Essas lembranças me fizeram parar o carro e olhar para uma casa simples, com aspecto de abandono, com folhas secas espalhadas pelo quintal. Ali moravam a dona Noêmia e o seu Joanin. Entrei no túnel do tempo e divaguei em direção a casa. Lá estava a pequena horta cultivada com carinho pela dona da casa. Na verdade, se é que me lembro mesmo, era um pouco de jardim misturado com horta. No canteiro havia flores que se misturavam às pimentas, ao cheiro verde, pimentão e outras hortaliças. Aquilo tudo era motivo de orgulho para a dona da casa, que utilizava esses produtos para incrementar sua cozinha ou para oferecer aos amigos e parentes. Aliás, diga-se de passagem, ela cozinhava muito bem. Lembro-me saudoso das deliciosas lasanhas, tortas, assados e bolos que ela preparava com carinho, não somente para a família, mas também para os amigos do seu filho, que eram sempre bem recebidos com alguns quitutes, regados com o tradicional cafezinho. Ela sentia um prazer encantador em saciar o apetite de todos que por lá passavam.

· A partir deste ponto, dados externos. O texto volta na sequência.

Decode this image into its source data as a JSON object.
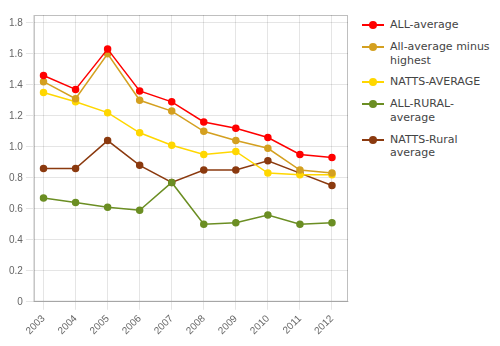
{
  "chart_data": {
    "type": "line",
    "x": [
      2003,
      2004,
      2005,
      2006,
      2007,
      2008,
      2009,
      2010,
      2011,
      2012
    ],
    "xlim": [
      2002.7,
      2012.5
    ],
    "xticks": [
      2003,
      2004,
      2005,
      2006,
      2007,
      2008,
      2009,
      2010,
      2011,
      2012
    ],
    "ylim": [
      0,
      1.85
    ],
    "yticks": [
      0,
      0.2,
      0.4,
      0.6,
      0.8,
      {
        "value": 1.0,
        "label": "1.0"
      },
      1.2,
      1.4,
      1.6,
      1.8
    ],
    "grid": true,
    "legend": "upper right",
    "series": [
      {
        "name": "ALL-average",
        "color": "#FF0000",
        "marker": "circle",
        "values": [
          1.46,
          1.37,
          1.63,
          1.36,
          1.29,
          1.16,
          1.12,
          1.06,
          0.95,
          0.93
        ]
      },
      {
        "name": "All-average minus\nhighest",
        "color": "#D4A020",
        "marker": "circle",
        "values": [
          1.42,
          1.31,
          1.6,
          1.3,
          1.23,
          1.1,
          1.04,
          0.99,
          0.85,
          0.83
        ]
      },
      {
        "name": "NATTS-AVERAGE",
        "color": "#FFD700",
        "marker": "circle",
        "values": [
          1.35,
          1.29,
          1.22,
          1.09,
          1.01,
          0.95,
          0.97,
          0.83,
          0.82,
          0.82
        ]
      },
      {
        "name": "ALL-RURAL-average",
        "color": "#6B8E23",
        "marker": "circle",
        "values": [
          0.67,
          0.64,
          0.61,
          0.59,
          0.77,
          0.5,
          0.51,
          0.56,
          0.5,
          0.51
        ]
      },
      {
        "name": "NATTS-Rural average",
        "color": "#8B3A0F",
        "marker": "circle",
        "values": [
          0.86,
          0.86,
          1.04,
          0.88,
          0.77,
          0.85,
          0.85,
          0.91,
          0.83,
          0.75
        ]
      }
    ]
  }
}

Mas a viagem no tunel do tempo não para por aí. No ano novo ou Natal lá estava a turma em peso na casa dos Moscardi, onde varávamos a noite sob o som de bons sambas, chorinhos e outras bossas. A dona Noêmia, sempre atenciosa, abastecia o pessoal com seus quitutes, sempre deliciosos, e as imprescindíveis cervejas. O Joanin, que quase ganhou fama, nos seus bons tempos, como ponta direita do Palestra Itália, com seu jeitão carrancudo, deixava a festa correr e só pedia para o pessoal fechar a porta quando alguém fosse embora. Ele se retirava para o seu quarto e em pouco tempo ouvia-se seu ronco sonoro que se misturava aos sons dos violões, cavacos, flauta e pandeiros.

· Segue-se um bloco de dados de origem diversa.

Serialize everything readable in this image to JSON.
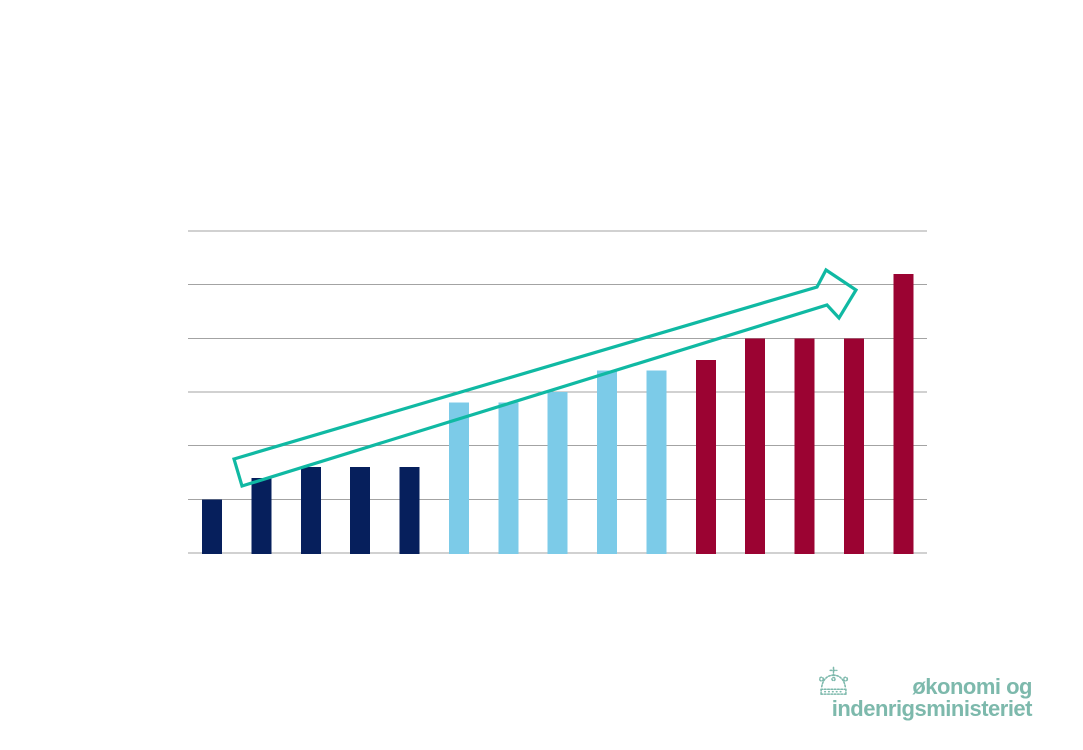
{
  "page": {
    "background_color": "#ffffff",
    "description": "presentation slide containing a single bar chart with trend arrow and ministry logo"
  },
  "chart_data": {
    "type": "bar",
    "title": "",
    "xlabel": "",
    "ylabel": "",
    "bar_count": 15,
    "categories": [],
    "values": [
      1.0,
      1.4,
      1.6,
      1.6,
      1.6,
      2.8,
      2.8,
      3.0,
      3.4,
      3.4,
      3.6,
      4.0,
      4.0,
      4.0,
      5.2
    ],
    "values_note": "values estimated in gridline intervals; no numeric axis labels are shown in the image",
    "groups": [
      {
        "name": "group-1-dark-navy",
        "color": "#061F5C",
        "bar_indices": [
          0,
          1,
          2,
          3,
          4
        ]
      },
      {
        "name": "group-2-light-blue",
        "color": "#7CCBE8",
        "bar_indices": [
          5,
          6,
          7,
          8,
          9
        ]
      },
      {
        "name": "group-3-dark-red",
        "color": "#9B0332",
        "bar_indices": [
          10,
          11,
          12,
          13,
          14
        ]
      }
    ],
    "ylim": [
      0,
      6
    ],
    "gridline_count": 7,
    "gridline_color": "#A3A3A3",
    "grid": "horizontal gridlines on, no vertical axis line",
    "legend": "none",
    "axis_tick_labels": "none",
    "annotation": {
      "type": "block-arrow-outline",
      "description": "hollow upward trend arrow pointing up-right across the bars",
      "color": "#10B9A3"
    }
  },
  "logo": {
    "line1": "økonomi og",
    "line2": "indenrigsministeriet",
    "color": "#7DB9AC",
    "icon": "crown-icon"
  }
}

Tempos depois, já casado, sempre recebíamos o convite do Jorge, filho do casal, para filar um almoço dominical na casa da mama, o que fazíamos com grande prazer, não somente pelas delícias que ela preparava, como também pela sua presença alegre e simpática. “Fiz só umas coisinhas simples, não vão reparar!” Era sempre modesta ao falar dos saborosos pratos que preparava e servia com alegria. Durante o almoço, o silêncio era sempre quebrado pelo Joanin, que reclamava da ingratidão do filho com a mama: “ Ele sai por ai e não avisa e deixa essa pobre aí preocupada, sem dormir”, dizia apontando o dedo indicador curvado para a dona Noêmia. Ela ficava em silêncio e esboçava um leve sorriso, como da Monalisa.
O tempo foi passando e aos poucos fomos perdendo o contato. Sempre quando passava por ali, sentia uma vontade danada de tocar a campainha e tomar um café gostoso, passado na hora, acompanhado de um pedaço de torta que só ela sabia fazer. Qualquer dia eu paro, mesmo que chegue atrasado no trabalho, pensei inúmeras vezes. Qual o que! A vida tem sido muito corrida e não temos tempo para as coisas realmente boas da vida e nunca encontramos tempo para nada.

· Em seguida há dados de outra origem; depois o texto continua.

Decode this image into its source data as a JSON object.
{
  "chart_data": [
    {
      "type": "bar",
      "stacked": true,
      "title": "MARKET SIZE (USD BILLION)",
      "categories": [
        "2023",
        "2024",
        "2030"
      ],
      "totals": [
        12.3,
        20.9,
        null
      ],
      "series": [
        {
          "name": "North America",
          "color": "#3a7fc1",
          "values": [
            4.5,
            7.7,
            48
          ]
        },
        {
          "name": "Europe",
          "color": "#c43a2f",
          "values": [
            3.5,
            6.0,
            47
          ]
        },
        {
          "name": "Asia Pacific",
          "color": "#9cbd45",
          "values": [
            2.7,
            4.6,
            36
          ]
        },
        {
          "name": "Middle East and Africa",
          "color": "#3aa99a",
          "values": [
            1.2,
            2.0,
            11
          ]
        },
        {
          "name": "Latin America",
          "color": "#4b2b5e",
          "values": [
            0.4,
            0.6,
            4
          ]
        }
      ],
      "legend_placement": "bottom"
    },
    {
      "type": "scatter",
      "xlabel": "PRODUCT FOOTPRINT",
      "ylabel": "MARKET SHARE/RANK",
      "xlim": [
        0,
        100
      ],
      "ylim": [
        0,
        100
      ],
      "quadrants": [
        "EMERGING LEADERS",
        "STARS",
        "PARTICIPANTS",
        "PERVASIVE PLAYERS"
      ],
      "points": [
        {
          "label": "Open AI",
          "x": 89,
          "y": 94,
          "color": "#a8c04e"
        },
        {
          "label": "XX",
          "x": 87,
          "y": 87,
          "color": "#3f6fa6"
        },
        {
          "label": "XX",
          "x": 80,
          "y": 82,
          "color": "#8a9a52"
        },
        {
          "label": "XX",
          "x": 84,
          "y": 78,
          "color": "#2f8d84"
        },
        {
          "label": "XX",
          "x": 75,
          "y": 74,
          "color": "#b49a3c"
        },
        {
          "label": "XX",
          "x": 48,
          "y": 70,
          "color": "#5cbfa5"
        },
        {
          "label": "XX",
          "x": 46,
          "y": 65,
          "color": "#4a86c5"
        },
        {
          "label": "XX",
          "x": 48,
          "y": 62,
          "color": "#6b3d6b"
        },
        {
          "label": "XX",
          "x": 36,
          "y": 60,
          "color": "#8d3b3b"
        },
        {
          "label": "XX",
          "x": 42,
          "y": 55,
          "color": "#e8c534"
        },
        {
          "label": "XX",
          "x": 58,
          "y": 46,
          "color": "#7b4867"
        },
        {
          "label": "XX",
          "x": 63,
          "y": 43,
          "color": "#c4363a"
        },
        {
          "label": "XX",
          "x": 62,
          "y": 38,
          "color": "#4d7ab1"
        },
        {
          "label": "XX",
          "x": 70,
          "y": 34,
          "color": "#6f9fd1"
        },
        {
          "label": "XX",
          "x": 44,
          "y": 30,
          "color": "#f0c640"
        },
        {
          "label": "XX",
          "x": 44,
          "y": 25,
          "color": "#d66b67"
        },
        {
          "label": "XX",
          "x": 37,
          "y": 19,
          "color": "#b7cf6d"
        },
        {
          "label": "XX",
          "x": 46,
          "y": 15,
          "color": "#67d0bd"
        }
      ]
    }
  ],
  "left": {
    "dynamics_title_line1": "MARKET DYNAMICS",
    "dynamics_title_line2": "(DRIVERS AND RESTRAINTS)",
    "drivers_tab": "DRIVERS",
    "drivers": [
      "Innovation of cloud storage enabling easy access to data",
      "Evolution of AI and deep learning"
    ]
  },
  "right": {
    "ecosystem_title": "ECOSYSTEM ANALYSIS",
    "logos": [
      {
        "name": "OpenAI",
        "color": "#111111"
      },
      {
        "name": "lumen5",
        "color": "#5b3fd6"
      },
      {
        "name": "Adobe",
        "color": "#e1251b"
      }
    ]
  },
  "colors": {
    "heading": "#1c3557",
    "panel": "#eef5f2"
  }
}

Um dia desses tomamos uma decisão: visitar a dona Noêmia e o seu Joanin. Pegamos o novo endereço, compramos um ramalhete de rosas, as flores que ela mais gostava, e nos preparamos para fazer a visita. Infelizmente ela estava internada com problemas de saúde e a visita precisou ser adiada. As flores ficaram alguns dias no vaso, mas o tempo foi cruel com elas como foi com a querida Noêmia, que nos deixou, leve e suave, como sempre foi.